Why we need to improve data quality to better train models
The volume of visual data in the world is simply exploding. Consider these facts: Over 1 billion surveillance cameras are estimated to have been installed worldwide.
The global self-driving cars market, which uses AI and integrated cameras to perform driving tasks, is projected to grow from over 20 million units in 2021 to more than compound annual growth rate (CAGR) 62 million units by 2030, at a CAGR of 13.3%. Even the average person is estimated to create 1.7 MB of data per second.
Visual data is expansive, everywhere, and critical to the functioning of industries such as healthcare, security, surveillance, sports and entertainment, manufacturing, automotive, and retail.

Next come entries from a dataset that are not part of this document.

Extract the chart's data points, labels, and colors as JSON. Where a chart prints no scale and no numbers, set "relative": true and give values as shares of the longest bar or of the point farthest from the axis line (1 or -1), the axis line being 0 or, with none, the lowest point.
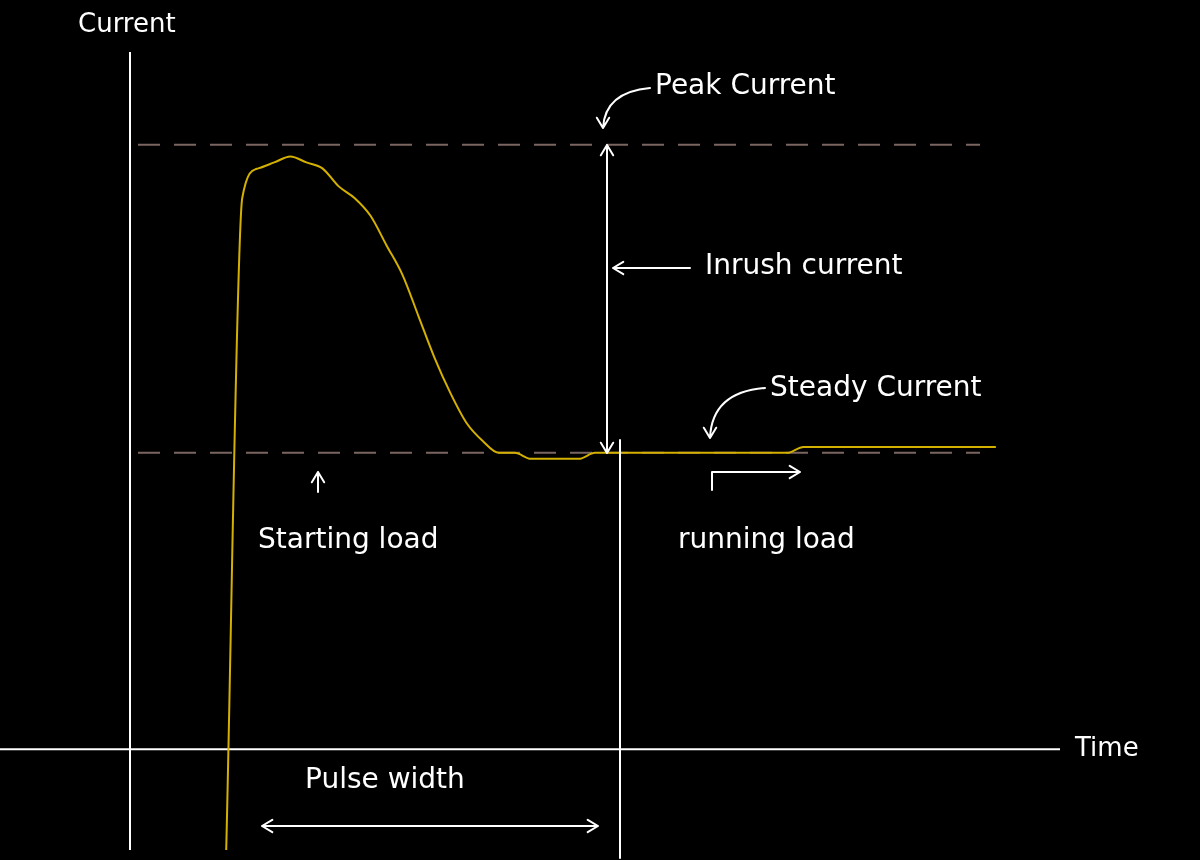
{
  "chart_data": {
    "type": "line",
    "relative": true,
    "tick_labels": false,
    "xlabel": "Time",
    "ylabel": "Current",
    "color": "#d4b000",
    "line_style": "solid",
    "marker": "none",
    "categories": [
      null,
      null,
      null,
      null,
      null,
      null,
      null,
      null,
      null,
      null,
      null,
      null,
      null,
      null,
      null,
      null,
      null,
      null,
      null,
      null,
      null,
      null,
      null,
      null,
      null,
      null,
      null,
      null,
      null,
      null,
      null,
      null,
      null,
      null,
      null,
      null,
      null,
      null,
      null,
      null,
      null,
      null,
      null,
      null,
      null,
      null,
      null,
      null,
      null,
      null,
      null,
      null,
      null,
      null,
      null,
      null,
      null,
      null,
      null
    ],
    "values": [
      null,
      null,
      null,
      null,
      null,
      null,
      -0.17,
      0.93,
      0.98,
      0.99,
      1,
      0.99,
      0.98,
      0.95,
      0.93,
      0.9,
      0.85,
      0.8,
      0.73,
      0.66,
      0.6,
      0.55,
      0.52,
      0.5,
      0.5,
      0.49,
      0.49,
      0.49,
      0.49,
      0.5,
      0.5,
      0.5,
      0.5,
      0.5,
      0.5,
      0.5,
      0.5,
      0.5,
      0.5,
      0.5,
      0.5,
      0.5,
      0.51,
      0.51,
      0.51,
      0.51,
      0.51,
      0.51,
      0.51,
      0.51,
      0.51,
      0.51,
      0.51,
      0.51,
      0.51,
      null,
      null,
      null,
      null
    ],
    "ref_lines": [
      {
        "axis": "y",
        "value": 1.02,
        "color": "#7a6560",
        "line_style": "dashed"
      },
      {
        "axis": "y",
        "value": 0.5,
        "color": "#7a6560",
        "line_style": "dashed"
      }
    ],
    "annotations": [
      "Peak Current",
      "Inrush current",
      "Steady Current",
      "Starting load",
      "running load",
      "Pulse width"
    ]
  }
}
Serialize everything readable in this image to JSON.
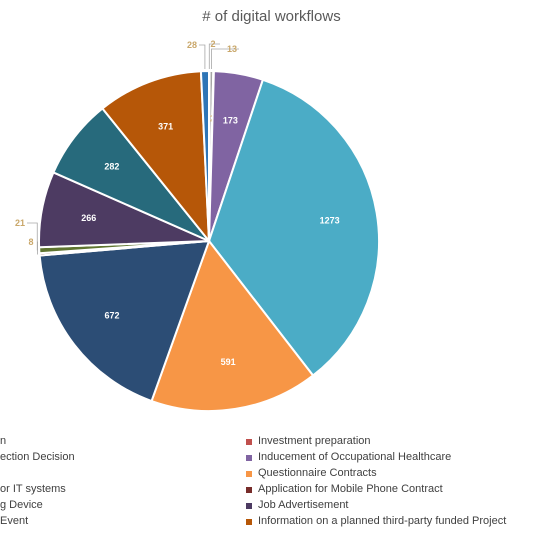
{
  "chart_data": {
    "type": "pie",
    "title": "# of digital workflows",
    "slices": [
      {
        "label": "",
        "value": 2,
        "color": "#4472C4",
        "label_color": "#c9a76a"
      },
      {
        "label": "",
        "value": 13,
        "color": "#A5A5A5",
        "label_color": "#c9a76a"
      },
      {
        "label": "Investment preparation",
        "value": 2,
        "color": "#C0504D",
        "label_color": "#c9a76a"
      },
      {
        "label": "Inducement of Occupational Healthcare",
        "value": 173,
        "color": "#8064A2",
        "label_color": "#ffffff"
      },
      {
        "label": "",
        "value": 1273,
        "color": "#4BACC6",
        "label_color": "#ffffff"
      },
      {
        "label": "Questionnaire Contracts",
        "value": 591,
        "color": "#F79646",
        "label_color": "#ffffff"
      },
      {
        "label": "",
        "value": 672,
        "color": "#2C4D75",
        "label_color": "#ffffff"
      },
      {
        "label": "Application for Mobile Phone Contract",
        "value": 8,
        "color": "#772C2A",
        "label_color": "#c9a76a"
      },
      {
        "label": "",
        "value": 21,
        "color": "#5F7530",
        "label_color": "#c9a76a"
      },
      {
        "label": "Job Advertisement",
        "value": 266,
        "color": "#4D3B62",
        "label_color": "#ffffff"
      },
      {
        "label": "",
        "value": 282,
        "color": "#276A7C",
        "label_color": "#ffffff"
      },
      {
        "label": "Information on a planned third-party funded Project",
        "value": 371,
        "color": "#B65708",
        "label_color": "#ffffff"
      },
      {
        "label": "",
        "value": 28,
        "color": "#2E75B6",
        "label_color": "#c9a76a"
      }
    ],
    "legend_position": "bottom",
    "legend": {
      "left_column": [
        {
          "text": "n",
          "color": "#4472C4"
        },
        {
          "text": "ection Decision",
          "color": "#A5A5A5"
        },
        {
          "text": "",
          "color": ""
        },
        {
          "text": "or IT systems",
          "color": "#2C4D75"
        },
        {
          "text": "g Device",
          "color": "#5F7530"
        },
        {
          "text": "Event",
          "color": "#276A7C"
        }
      ],
      "right_column": [
        {
          "text": "Investment preparation",
          "color": "#C0504D"
        },
        {
          "text": "Inducement of Occupational Healthcare",
          "color": "#8064A2"
        },
        {
          "text": "Questionnaire Contracts",
          "color": "#F79646"
        },
        {
          "text": "Application for Mobile Phone Contract",
          "color": "#772C2A"
        },
        {
          "text": "Job Advertisement",
          "color": "#4D3B62"
        },
        {
          "text": "Information on a planned third-party funded Project",
          "color": "#B65708"
        }
      ]
    }
  }
}
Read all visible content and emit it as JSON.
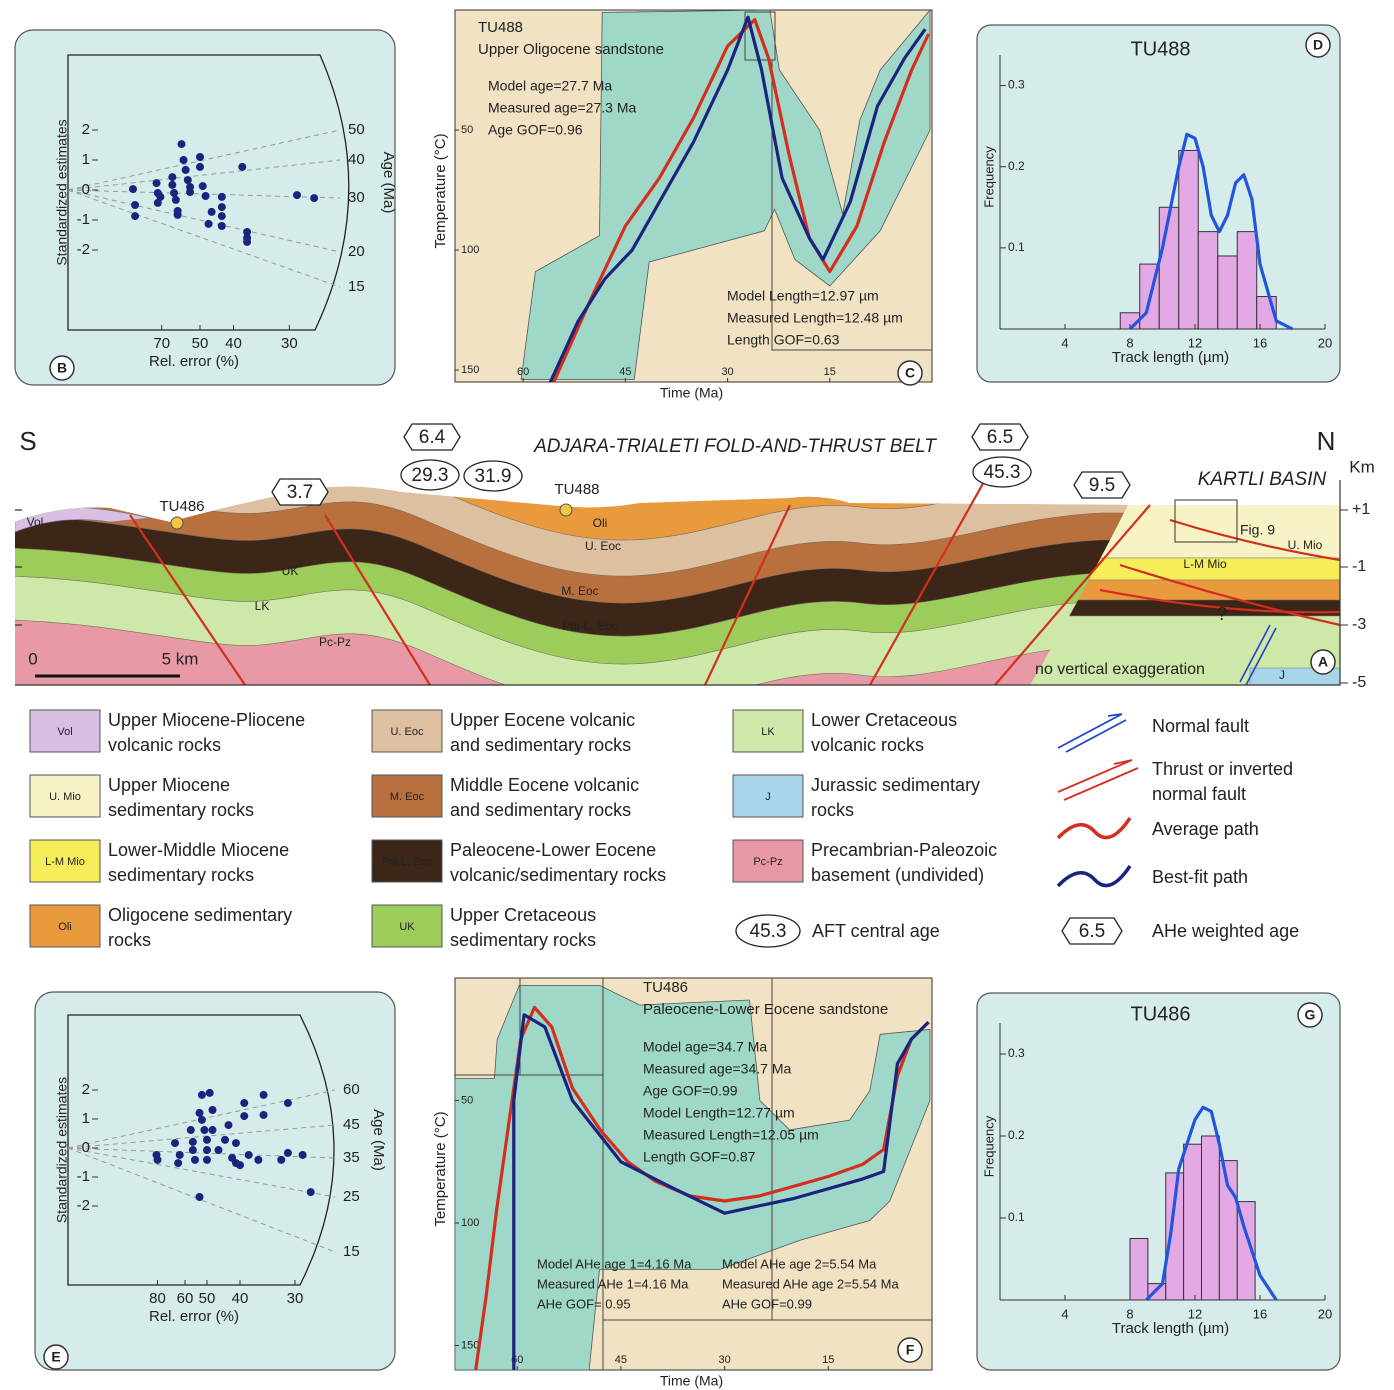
{
  "chart_data": [
    {
      "type": "radial",
      "panel": "B",
      "ylabel": "Standardized estimates",
      "xlabel": "Rel. error (%)",
      "age_label": "Age (Ma)",
      "xticks": [
        70,
        50,
        40,
        30
      ],
      "yticks": [
        2,
        1,
        0,
        -1,
        -2
      ],
      "age_ticks": [
        50,
        40,
        30,
        20,
        15
      ],
      "color": "#1a237e",
      "x": [
        100,
        97,
        97,
        74,
        73,
        73,
        71,
        63,
        63,
        62,
        61,
        60,
        60,
        58,
        57,
        56,
        55,
        54,
        54,
        50,
        50,
        49,
        48,
        47,
        46,
        43,
        43,
        43,
        43,
        38,
        37,
        37,
        37,
        29,
        27
      ],
      "y": [
        0.03,
        -0.5,
        -0.87,
        0.23,
        -0.1,
        -0.43,
        -0.23,
        0.43,
        0.17,
        -0.1,
        -0.33,
        -0.7,
        -0.83,
        1.53,
        1,
        0.67,
        0.33,
        0.1,
        -0.07,
        1.1,
        0.77,
        0.13,
        -0.2,
        -1.13,
        -0.73,
        -0.23,
        -0.57,
        -0.87,
        -1.2,
        0.77,
        -1.4,
        -1.6,
        -1.73,
        -0.17,
        -0.27
      ]
    },
    {
      "type": "line",
      "panel": "C",
      "sample": "TU488",
      "lithology": "Upper Oligocene sandstone",
      "notes": [
        "Model age=27.7 Ma",
        "Measured age=27.3 Ma",
        "Age GOF=0.96"
      ],
      "notes2": [
        "Model Length=12.97 µm",
        "Measured Length=12.48 µm",
        "Length GOF=0.63"
      ],
      "xlabel": "Time (Ma)",
      "ylabel": "Temperature (°C)",
      "xlim": [
        70,
        0
      ],
      "ylim": [
        0,
        155
      ],
      "xticks": [
        60,
        45,
        30,
        15
      ],
      "yticks": [
        50,
        100,
        150
      ],
      "band": {
        "color": "#9fd8c8",
        "x": [
          60.3,
          58.2,
          48.8,
          48.4,
          23.8,
          22.4,
          16.5,
          13.1,
          10.6,
          7.6,
          0.3,
          0.3,
          7.6,
          15,
          20.1,
          23.1,
          24.6,
          41.5,
          43.7
        ],
        "y": [
          154,
          109,
          94,
          1,
          0,
          25,
          50,
          85,
          46,
          25,
          0,
          50,
          92,
          115,
          104,
          83,
          92,
          105,
          154
        ]
      },
      "series": [
        {
          "color": "#d32f1e",
          "x": [
            55.5,
            50,
            45,
            40,
            35,
            30,
            26,
            24,
            21,
            18,
            15,
            11,
            7,
            3,
            0.5
          ],
          "y": [
            155,
            120,
            90,
            70,
            45,
            15,
            4,
            20,
            60,
            95,
            109,
            90,
            55,
            25,
            10
          ]
        },
        {
          "color": "#1a237e",
          "x": [
            56,
            52,
            48,
            44,
            40,
            35,
            30,
            27,
            25,
            22,
            18,
            16,
            12,
            8,
            4,
            1
          ],
          "y": [
            155,
            130,
            112,
            100,
            80,
            55,
            25,
            3,
            25,
            70,
            95,
            104,
            80,
            40,
            20,
            8
          ]
        }
      ]
    },
    {
      "type": "histogram",
      "panel": "D",
      "title": "TU488",
      "xlabel": "Track length (µm)",
      "ylabel": "Frequency",
      "xlim": [
        0,
        20
      ],
      "ylim": [
        0,
        0.35
      ],
      "xticks": [
        4,
        8,
        12,
        16,
        20
      ],
      "yticks": [
        0.1,
        0.2,
        0.3
      ],
      "color": "#e2a9e4",
      "line_color": "#2255dd",
      "bins": [
        7.4,
        8.6,
        9.8,
        11,
        12.2,
        13.4,
        14.6,
        15.8,
        17
      ],
      "values": [
        0.02,
        0.08,
        0.15,
        0.22,
        0.12,
        0.09,
        0.12,
        0.04
      ],
      "curve": {
        "x": [
          8,
          9,
          10,
          11,
          11.5,
          12,
          12.5,
          13,
          13.5,
          14,
          14.5,
          15,
          15.5,
          16,
          17,
          18
        ],
        "y": [
          0,
          0.02,
          0.1,
          0.2,
          0.24,
          0.235,
          0.2,
          0.14,
          0.12,
          0.14,
          0.18,
          0.19,
          0.16,
          0.08,
          0.01,
          0
        ]
      }
    },
    {
      "type": "radial",
      "panel": "E",
      "ylabel": "Standardized estimates",
      "xlabel": "Rel. error (%)",
      "age_label": "Age (Ma)",
      "xticks": [
        80,
        60,
        50,
        40,
        30
      ],
      "yticks": [
        2,
        1,
        0,
        -1,
        -2
      ],
      "age_ticks": [
        60,
        45,
        35,
        25,
        15
      ],
      "color": "#1a237e",
      "x": [
        81,
        80,
        66,
        64,
        63,
        57,
        56,
        56,
        55,
        53,
        52,
        52,
        51,
        50,
        50,
        50,
        53,
        49,
        48,
        48,
        46,
        44,
        43,
        42,
        41,
        41,
        40,
        39,
        39,
        38,
        36,
        35,
        35,
        32,
        31,
        29,
        28,
        31
      ],
      "y": [
        -0.24,
        -0.41,
        0.17,
        -0.52,
        -0.24,
        0.62,
        0.21,
        -0.07,
        -0.41,
        1.21,
        1.83,
        0.97,
        0.62,
        0.28,
        -0.07,
        -0.41,
        -1.69,
        1.9,
        1.31,
        0.62,
        -0.07,
        0.28,
        0.79,
        -0.34,
        -0.52,
        0.17,
        -0.59,
        1.55,
        1.1,
        -0.24,
        -0.41,
        1.14,
        1.83,
        -0.41,
        -0.17,
        -0.24,
        -1.52,
        1.55
      ]
    },
    {
      "type": "line",
      "panel": "F",
      "sample": "TU486",
      "lithology": "Paleocene-Lower Eocene sandstone",
      "notes": [
        "Model age=34.7 Ma",
        "Measured age=34.7 Ma",
        "Age GOF=0.99",
        "Model Length=12.77 µm",
        "Measured Length=12.05 µm",
        "Length GOF=0.87"
      ],
      "ahe1": [
        "Model AHe age 1=4.16 Ma",
        "Measured AHe 1=4.16 Ma",
        "AHe GOF= 0.95"
      ],
      "ahe2": [
        "Model AHe age 2=5.54 Ma",
        "Measured AHe age 2=5.54 Ma",
        "AHe GOF=0.99"
      ],
      "xlabel": "Time (Ma)",
      "ylabel": "Temperature (°C)",
      "xlim": [
        69,
        0
      ],
      "ylim": [
        0,
        160
      ],
      "xticks": [
        60,
        45,
        30,
        15
      ],
      "yticks": [
        50,
        100,
        150
      ],
      "band": {
        "color": "#9fd8c8",
        "x": [
          69,
          69,
          63.3,
          62.9,
          59.7,
          48.1,
          42.3,
          26.4,
          24.9,
          20.6,
          11.9,
          9,
          7.5,
          0.3,
          0.3,
          6.1,
          9,
          19.1,
          30.7,
          48.1,
          49.6
        ],
        "y": [
          160,
          41,
          41,
          25,
          3,
          3,
          11,
          9,
          50,
          62,
          58,
          46,
          23,
          21,
          50,
          91,
          99,
          107,
          119,
          119,
          160
        ]
      },
      "series": [
        {
          "color": "#d32f1e",
          "x": [
            66,
            64.5,
            63,
            61,
            59.5,
            57.5,
            55,
            52,
            48,
            44,
            40,
            35,
            30,
            25,
            20,
            15,
            10,
            7,
            5,
            3,
            0.5
          ],
          "y": [
            160,
            130,
            95,
            55,
            25,
            12,
            20,
            45,
            62,
            75,
            83,
            89,
            91,
            89,
            85,
            81,
            76,
            70,
            40,
            25,
            18
          ]
        },
        {
          "color": "#1a237e",
          "x": [
            60.5,
            60.5,
            59,
            56,
            52,
            45,
            38,
            30,
            20,
            10,
            7,
            5,
            3,
            0.5
          ],
          "y": [
            160,
            50,
            15,
            20,
            50,
            75,
            85,
            96,
            90,
            82,
            79,
            35,
            25,
            18
          ]
        }
      ]
    },
    {
      "type": "histogram",
      "panel": "G",
      "title": "TU486",
      "xlabel": "Track length (µm)",
      "ylabel": "Frequency",
      "xlim": [
        0,
        20
      ],
      "ylim": [
        0,
        0.35
      ],
      "xticks": [
        4,
        8,
        12,
        16,
        20
      ],
      "yticks": [
        0.1,
        0.2,
        0.3
      ],
      "color": "#e2a9e4",
      "line_color": "#2255dd",
      "bins": [
        8,
        9.1,
        10.2,
        11.3,
        12.4,
        13.5,
        14.6,
        15.7
      ],
      "values": [
        0.075,
        0.02,
        0.155,
        0.19,
        0.2,
        0.17,
        0.12
      ],
      "curve": {
        "x": [
          9,
          10,
          10.5,
          11,
          12,
          12.5,
          13,
          13.5,
          14,
          14.5,
          15,
          16,
          17
        ],
        "y": [
          0,
          0.02,
          0.08,
          0.16,
          0.22,
          0.235,
          0.23,
          0.19,
          0.14,
          0.125,
          0.09,
          0.03,
          0
        ]
      }
    }
  ],
  "section": {
    "panel": "A",
    "south": "S",
    "north": "N",
    "title": "ADJARA-TRIALETI FOLD-AND-THRUST BELT",
    "basin": "KARTLI BASIN",
    "km": "Km",
    "depth_ticks": [
      "+1",
      "-1",
      "-3",
      "-5"
    ],
    "samples": [
      "TU486",
      "TU488"
    ],
    "ahe": [
      3.7,
      6.4,
      6.5,
      9.5
    ],
    "aft": [
      29.3,
      31.9,
      45.3
    ],
    "labels": [
      "Vol",
      "UK",
      "LK",
      "Pc-Pz",
      "Oli",
      "U. Eoc",
      "M. Eoc",
      "Pal-L. Eoc",
      "U. Mio",
      "L-M Mio",
      "J"
    ],
    "fig": "Fig. 9",
    "query": "?",
    "scale": [
      "0",
      "5 km"
    ],
    "note": "no vertical exaggeration"
  },
  "legend": {
    "units": [
      {
        "code": "Vol",
        "color": "#d9bfe3",
        "text": [
          "Upper Miocene-Pliocene",
          "volcanic rocks"
        ]
      },
      {
        "code": "U. Mio",
        "color": "#f7f3c4",
        "text": [
          "Upper Miocene",
          "sedimentary rocks"
        ]
      },
      {
        "code": "L-M Mio",
        "color": "#f5ee5a",
        "text": [
          "Lower-Middle Miocene",
          "sedimentary rocks"
        ]
      },
      {
        "code": "Oli",
        "color": "#e89a3c",
        "text": [
          "Oligocene sedimentary",
          "rocks"
        ]
      },
      {
        "code": "U. Eoc",
        "color": "#dcc0a0",
        "text": [
          "Upper Eocene volcanic",
          "and sedimentary rocks"
        ]
      },
      {
        "code": "M. Eoc",
        "color": "#b8703e",
        "text": [
          "Middle Eocene volcanic",
          "and sedimentary rocks"
        ]
      },
      {
        "code": "Pal-L. Eoc",
        "color": "#3b2617",
        "text": [
          "Paleocene-Lower Eocene",
          "volcanic/sedimentary rocks"
        ]
      },
      {
        "code": "UK",
        "color": "#9ccc5a",
        "text": [
          "Upper Cretaceous",
          "sedimentary rocks"
        ]
      },
      {
        "code": "LK",
        "color": "#cde8a8",
        "text": [
          "Lower Cretaceous",
          "volcanic rocks"
        ]
      },
      {
        "code": "J",
        "color": "#a9d5ea",
        "text": [
          "Jurassic sedimentary",
          "rocks"
        ]
      },
      {
        "code": "Pc-Pz",
        "color": "#e79aa6",
        "text": [
          "Precambrian-Paleozoic",
          "basement (undivided)"
        ]
      }
    ],
    "symbols": [
      {
        "text": [
          "Normal fault"
        ]
      },
      {
        "text": [
          "Thrust or inverted",
          "normal fault"
        ]
      },
      {
        "text": [
          "Average path"
        ]
      },
      {
        "text": [
          "Best-fit path"
        ]
      }
    ],
    "aft": {
      "value": 45.3,
      "text": "AFT central age"
    },
    "ahe": {
      "value": 6.5,
      "text": "AHe weighted age"
    }
  }
}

But, despite the ever-growing amount of visual data in our world, AI continues to rely on a model-centric approach. The problem with this: It is largely reliant on rules and heuristics.
We’re at a tipping point in the evolution of AI. With the advent of powerful ML/AI hardware infrastructure and more robust general-purpose models that have made significant progress, it’s time to shift AI’s center of mass toward data. The paradigm shift is from a model-centric mindset to a data-centric potential of real-world AI applications. From a practical standpoint, this shift means spending more time, energy, and resources on both the selection and the curation of data.
Most AI models spin-off of “off-the-shelf” or “backbone” models that are trained on large public datasets. These datasets may or may not be close to the current domain of applications that are then customized on data and attributes specific to the domain.
To make production-grade AI, models need to be trained on the operating range, including the ability to handle corner cases, which implies improving the data used to train models.
This can be achieved in two ways: selecting better, higher-quality data to train the model and using data curation.
Why We Must Place More Emphasis on Data
Data and code are the foundation on which AI is built. While both elements play a vital role in AI systems and the development of models, historically, code has been the one to receive the most time and attention.
Focusing on the model can feel more appealing to data scientists and ML engineers, since it requires them to use their knowledge and skills to approach the problem and create the solution, while focusing on the data can feel like an arduous, one-time job.
Data should be at the core of every decision made. Collecting and understanding higher-quality information creates more accurate, organized, and intentional results. Whether you are making a business decision or building a model, improving the data quality used to inform the decision will grant a more optimal outcome.
Fine-tuning a model based on flawed data can have serious repercussions. Wasted hours, labor, and costs can all be a result of focusing solely on a model, along with lower model accuracy and optimization. The data is crucial for the model to perform as intended.
If data is everywhere and vitally important, why have we focused so much on the model? To answer that, it’s best to start with the issue of data selection. Data selection is the process of finding data that best represents the unique characteristics of the domain to apply to a model. However, what constitutes unique or interesting data is often known only to the subject matter experts who may, or may not, be skilled data scientists. It is important to call out the challenges for data scientists that work with unannotated data, while trying to build and maintain relationships, latent structures, and implicit biases within a dataset. This laborious, manual process is drudgery for data scientists, but an integral part of the approach.
Still, no formalized tools exist for sifting through large visual datasets and building effective training datasets in a streamlined, standardized manner. Currently, these are accomplished by hack approaches, gluing together open source codes and working with Jupyter-like notebooks.
Manually querying and searching through huge visual datasets is a tedious process, one many data scientists would rather avoid in favor of the more exciting task of working on the model.
But off-the-shelf models and neural network backbones have now reached a level of sophistication that requires data scientists to focus on the data on which these models have to train to achieve the production-grade goals.
The AI model-centric approach also lacks scalability. Preprocessing code or bespoke offline models tackle specific issues—this method often fails to scale up when it comes to real-world data applications.
Finally, there’s the concern of security. Visual data is often confidential and cannot be shared outside firewalls. However, visual data must be utilized in order to create better, more useful applications of AI. Questions about privacy and security present not only ethical conundrums for data scientists, but practical issues as well, having slowed the pivot to spending more time and energy on data selection and curation over training the model.